Here’s another non-surprise. Mecklenburg County staff wants no part of selling off assets to close the county’s budget gap. Once again budget director Hyong Yi is the locus of nonsense.

Budget director Hyong Yi said the county doesn’t have enough property to sell to solve its budget woes, which he expects to continue for two to five more years. “It’s not a sustainable strategy,” he said.

That’s crazy talk. It is totally sustainable because you are transforming a liability into an asset; a tax-eater into a tax-producer.

The county values the 142-acre Cedarwood Golf Club in South Charlotte at $7.2m. and collects $61K a year in property tax revenue from it, the city gets about $33K a year. Were the 160-acre county-owned Sunset Hills golf course to be sold for $5m. it would start throwing off at least $65K in local property tax money.
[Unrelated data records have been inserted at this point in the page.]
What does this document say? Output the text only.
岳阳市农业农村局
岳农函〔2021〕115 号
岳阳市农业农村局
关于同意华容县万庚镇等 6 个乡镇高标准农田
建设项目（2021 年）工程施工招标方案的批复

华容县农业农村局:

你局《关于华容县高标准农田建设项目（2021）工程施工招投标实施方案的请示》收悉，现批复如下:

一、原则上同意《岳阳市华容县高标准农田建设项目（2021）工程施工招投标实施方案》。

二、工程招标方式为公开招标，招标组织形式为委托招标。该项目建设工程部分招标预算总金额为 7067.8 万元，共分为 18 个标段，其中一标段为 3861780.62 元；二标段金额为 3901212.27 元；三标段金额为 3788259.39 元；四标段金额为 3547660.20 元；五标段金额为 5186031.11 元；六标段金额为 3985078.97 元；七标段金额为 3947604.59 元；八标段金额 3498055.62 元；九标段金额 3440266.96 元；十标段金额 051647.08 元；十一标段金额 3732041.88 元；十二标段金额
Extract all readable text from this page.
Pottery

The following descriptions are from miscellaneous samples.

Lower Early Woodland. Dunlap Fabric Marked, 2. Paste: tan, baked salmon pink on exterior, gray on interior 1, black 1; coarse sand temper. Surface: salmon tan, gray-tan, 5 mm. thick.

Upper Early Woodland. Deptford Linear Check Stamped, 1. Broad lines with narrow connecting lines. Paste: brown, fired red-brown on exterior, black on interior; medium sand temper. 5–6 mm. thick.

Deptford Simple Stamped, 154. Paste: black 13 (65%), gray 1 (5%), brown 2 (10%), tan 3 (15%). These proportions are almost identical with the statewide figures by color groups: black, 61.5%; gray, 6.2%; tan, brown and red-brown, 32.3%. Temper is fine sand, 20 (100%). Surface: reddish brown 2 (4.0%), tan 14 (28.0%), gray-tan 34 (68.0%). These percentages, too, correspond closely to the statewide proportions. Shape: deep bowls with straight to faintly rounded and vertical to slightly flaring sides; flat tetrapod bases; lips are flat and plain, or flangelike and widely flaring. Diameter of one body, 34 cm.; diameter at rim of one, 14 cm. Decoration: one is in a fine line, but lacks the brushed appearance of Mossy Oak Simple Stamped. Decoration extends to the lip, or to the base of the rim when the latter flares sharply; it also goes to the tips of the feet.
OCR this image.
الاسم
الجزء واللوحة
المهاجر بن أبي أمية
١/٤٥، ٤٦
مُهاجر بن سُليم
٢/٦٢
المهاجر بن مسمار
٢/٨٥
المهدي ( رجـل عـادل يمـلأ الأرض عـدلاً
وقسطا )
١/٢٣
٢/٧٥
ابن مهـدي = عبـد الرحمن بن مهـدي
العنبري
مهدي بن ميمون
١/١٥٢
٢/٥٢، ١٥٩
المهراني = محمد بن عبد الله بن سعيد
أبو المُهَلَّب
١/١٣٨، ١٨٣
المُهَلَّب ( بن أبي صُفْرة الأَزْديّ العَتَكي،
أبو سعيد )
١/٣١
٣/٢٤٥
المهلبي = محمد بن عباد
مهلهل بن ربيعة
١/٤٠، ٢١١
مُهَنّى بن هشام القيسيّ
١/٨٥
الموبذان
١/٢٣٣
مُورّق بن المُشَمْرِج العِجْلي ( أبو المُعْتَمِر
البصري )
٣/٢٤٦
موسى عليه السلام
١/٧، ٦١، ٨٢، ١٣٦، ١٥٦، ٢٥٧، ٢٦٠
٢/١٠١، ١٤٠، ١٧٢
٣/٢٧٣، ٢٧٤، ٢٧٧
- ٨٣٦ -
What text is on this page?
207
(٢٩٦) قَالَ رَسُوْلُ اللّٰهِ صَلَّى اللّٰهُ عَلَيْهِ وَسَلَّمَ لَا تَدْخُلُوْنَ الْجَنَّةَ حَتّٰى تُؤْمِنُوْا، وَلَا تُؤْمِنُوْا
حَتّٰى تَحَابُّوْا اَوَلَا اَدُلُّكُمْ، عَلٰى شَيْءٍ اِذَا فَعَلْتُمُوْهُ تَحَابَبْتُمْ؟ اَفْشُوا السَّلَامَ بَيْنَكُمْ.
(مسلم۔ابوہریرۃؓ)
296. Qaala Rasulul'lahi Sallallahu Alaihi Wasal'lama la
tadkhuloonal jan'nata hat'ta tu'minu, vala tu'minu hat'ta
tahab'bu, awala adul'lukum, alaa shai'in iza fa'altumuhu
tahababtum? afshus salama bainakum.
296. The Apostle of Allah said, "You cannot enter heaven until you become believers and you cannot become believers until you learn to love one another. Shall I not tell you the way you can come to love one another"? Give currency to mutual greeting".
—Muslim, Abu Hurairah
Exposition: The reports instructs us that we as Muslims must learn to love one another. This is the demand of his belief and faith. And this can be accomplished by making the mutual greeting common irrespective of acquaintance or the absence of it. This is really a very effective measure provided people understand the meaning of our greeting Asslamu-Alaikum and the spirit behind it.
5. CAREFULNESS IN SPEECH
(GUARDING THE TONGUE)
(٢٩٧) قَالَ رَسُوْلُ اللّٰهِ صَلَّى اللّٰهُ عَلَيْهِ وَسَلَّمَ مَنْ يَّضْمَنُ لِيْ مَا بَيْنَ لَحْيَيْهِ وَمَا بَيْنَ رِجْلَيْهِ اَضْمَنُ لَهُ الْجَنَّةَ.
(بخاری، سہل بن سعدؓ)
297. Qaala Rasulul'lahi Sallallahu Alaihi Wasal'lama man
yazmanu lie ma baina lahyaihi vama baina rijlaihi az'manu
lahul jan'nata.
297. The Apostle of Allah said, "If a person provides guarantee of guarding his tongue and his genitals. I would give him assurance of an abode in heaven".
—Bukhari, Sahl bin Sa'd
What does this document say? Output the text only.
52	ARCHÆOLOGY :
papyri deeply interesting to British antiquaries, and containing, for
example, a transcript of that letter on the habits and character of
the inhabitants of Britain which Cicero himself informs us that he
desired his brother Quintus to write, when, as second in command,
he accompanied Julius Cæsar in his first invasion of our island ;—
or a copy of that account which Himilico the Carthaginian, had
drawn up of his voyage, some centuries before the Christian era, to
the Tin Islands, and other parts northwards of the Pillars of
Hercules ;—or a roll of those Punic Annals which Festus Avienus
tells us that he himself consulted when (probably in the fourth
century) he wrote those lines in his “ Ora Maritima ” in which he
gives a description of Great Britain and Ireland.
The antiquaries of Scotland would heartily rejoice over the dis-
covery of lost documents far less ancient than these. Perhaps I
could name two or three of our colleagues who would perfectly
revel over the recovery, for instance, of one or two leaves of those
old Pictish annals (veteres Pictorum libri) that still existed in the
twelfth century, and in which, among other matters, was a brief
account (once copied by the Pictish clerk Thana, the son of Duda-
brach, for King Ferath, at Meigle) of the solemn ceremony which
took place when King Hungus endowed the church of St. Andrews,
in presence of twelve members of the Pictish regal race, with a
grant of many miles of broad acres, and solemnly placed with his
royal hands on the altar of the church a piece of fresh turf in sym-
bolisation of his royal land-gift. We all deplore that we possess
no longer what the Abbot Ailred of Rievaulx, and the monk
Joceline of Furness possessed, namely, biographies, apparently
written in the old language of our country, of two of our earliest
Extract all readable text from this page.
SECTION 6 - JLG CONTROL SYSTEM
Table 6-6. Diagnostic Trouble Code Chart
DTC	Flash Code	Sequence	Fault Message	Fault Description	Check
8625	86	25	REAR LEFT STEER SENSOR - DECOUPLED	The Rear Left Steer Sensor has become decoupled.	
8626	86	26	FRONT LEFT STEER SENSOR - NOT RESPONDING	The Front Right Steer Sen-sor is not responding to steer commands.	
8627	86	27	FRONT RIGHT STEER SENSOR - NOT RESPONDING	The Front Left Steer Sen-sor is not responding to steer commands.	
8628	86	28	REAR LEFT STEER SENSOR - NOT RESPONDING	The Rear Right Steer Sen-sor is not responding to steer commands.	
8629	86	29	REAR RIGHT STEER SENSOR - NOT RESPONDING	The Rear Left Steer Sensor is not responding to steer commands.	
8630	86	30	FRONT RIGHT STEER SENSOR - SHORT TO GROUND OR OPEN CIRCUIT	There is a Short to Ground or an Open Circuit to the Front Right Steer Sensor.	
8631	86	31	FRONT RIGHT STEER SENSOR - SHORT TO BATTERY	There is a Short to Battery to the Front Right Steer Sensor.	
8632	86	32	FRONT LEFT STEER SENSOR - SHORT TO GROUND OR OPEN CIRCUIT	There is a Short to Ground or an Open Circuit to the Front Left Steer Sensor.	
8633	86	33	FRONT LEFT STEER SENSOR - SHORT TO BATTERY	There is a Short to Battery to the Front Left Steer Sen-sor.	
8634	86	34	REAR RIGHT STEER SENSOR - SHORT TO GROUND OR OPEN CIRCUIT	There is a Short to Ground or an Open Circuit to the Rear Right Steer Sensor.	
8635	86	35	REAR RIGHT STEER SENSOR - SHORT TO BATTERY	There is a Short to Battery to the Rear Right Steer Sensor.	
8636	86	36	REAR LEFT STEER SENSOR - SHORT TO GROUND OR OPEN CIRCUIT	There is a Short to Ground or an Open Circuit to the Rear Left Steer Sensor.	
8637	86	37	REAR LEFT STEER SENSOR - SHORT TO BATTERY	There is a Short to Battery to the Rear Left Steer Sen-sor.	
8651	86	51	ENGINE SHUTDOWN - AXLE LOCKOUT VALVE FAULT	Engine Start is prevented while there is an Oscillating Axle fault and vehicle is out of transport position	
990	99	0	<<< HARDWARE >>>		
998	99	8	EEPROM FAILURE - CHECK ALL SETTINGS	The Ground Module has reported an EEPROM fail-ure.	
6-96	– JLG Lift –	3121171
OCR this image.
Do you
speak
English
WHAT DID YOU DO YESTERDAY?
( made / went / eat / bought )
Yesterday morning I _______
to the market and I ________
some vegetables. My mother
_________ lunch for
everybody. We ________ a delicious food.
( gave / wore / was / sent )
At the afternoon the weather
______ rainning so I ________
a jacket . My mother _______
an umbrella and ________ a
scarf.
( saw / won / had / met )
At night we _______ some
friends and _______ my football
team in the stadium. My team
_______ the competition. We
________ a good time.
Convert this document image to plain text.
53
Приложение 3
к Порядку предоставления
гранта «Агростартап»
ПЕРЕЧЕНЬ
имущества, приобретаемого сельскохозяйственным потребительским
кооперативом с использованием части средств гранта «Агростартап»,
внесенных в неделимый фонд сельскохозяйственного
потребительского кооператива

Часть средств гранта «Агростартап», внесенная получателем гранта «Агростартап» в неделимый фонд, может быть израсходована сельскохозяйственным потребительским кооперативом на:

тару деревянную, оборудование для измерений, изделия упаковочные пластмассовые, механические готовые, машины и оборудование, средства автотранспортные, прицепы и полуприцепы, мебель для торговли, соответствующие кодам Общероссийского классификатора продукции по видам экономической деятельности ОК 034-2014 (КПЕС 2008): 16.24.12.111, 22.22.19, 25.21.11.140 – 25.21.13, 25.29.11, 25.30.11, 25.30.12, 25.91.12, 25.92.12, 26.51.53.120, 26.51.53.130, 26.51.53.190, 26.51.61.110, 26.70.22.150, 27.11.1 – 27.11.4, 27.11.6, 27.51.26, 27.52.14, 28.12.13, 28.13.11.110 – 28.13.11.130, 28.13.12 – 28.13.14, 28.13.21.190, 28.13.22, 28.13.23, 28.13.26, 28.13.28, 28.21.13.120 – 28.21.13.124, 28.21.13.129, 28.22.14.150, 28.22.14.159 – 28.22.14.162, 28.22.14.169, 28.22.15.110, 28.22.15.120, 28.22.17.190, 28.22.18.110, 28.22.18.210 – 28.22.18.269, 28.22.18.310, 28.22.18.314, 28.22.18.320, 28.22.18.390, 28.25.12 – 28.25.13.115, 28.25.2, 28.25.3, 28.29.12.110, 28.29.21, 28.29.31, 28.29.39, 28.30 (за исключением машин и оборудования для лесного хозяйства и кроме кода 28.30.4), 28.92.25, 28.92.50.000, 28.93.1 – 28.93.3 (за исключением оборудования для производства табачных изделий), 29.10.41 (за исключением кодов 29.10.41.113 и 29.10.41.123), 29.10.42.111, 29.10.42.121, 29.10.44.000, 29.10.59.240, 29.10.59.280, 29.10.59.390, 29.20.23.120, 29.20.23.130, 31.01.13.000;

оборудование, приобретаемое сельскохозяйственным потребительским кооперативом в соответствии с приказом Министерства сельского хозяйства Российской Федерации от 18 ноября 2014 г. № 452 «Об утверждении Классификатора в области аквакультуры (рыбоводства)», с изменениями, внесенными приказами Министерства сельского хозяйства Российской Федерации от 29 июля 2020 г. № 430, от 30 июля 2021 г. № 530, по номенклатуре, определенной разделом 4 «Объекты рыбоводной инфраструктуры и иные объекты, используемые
At the same time, the county stops paying for upkeep of the property.

Interestingly, the county has saved some $600K in annual upkeep costs by privatizing the management of its five county-owned golf courses, a move which was evidently sustainable enough for Yi to undertake. But still the county will only take in $230K in fee revenue from the courses while spending $343K on them, for a loss of $113K. What county officials are eye-balling, however, it that revenue bounces back up to pre-recession levels. Profit.

Yet this kind of thinking misses the time-value of taking several million dollars today and using it to pay down the county’s massive debt burden. Expect more resistance on this asset sale point. County staff simply likes to control hundreds of acres of land, golf courses or not.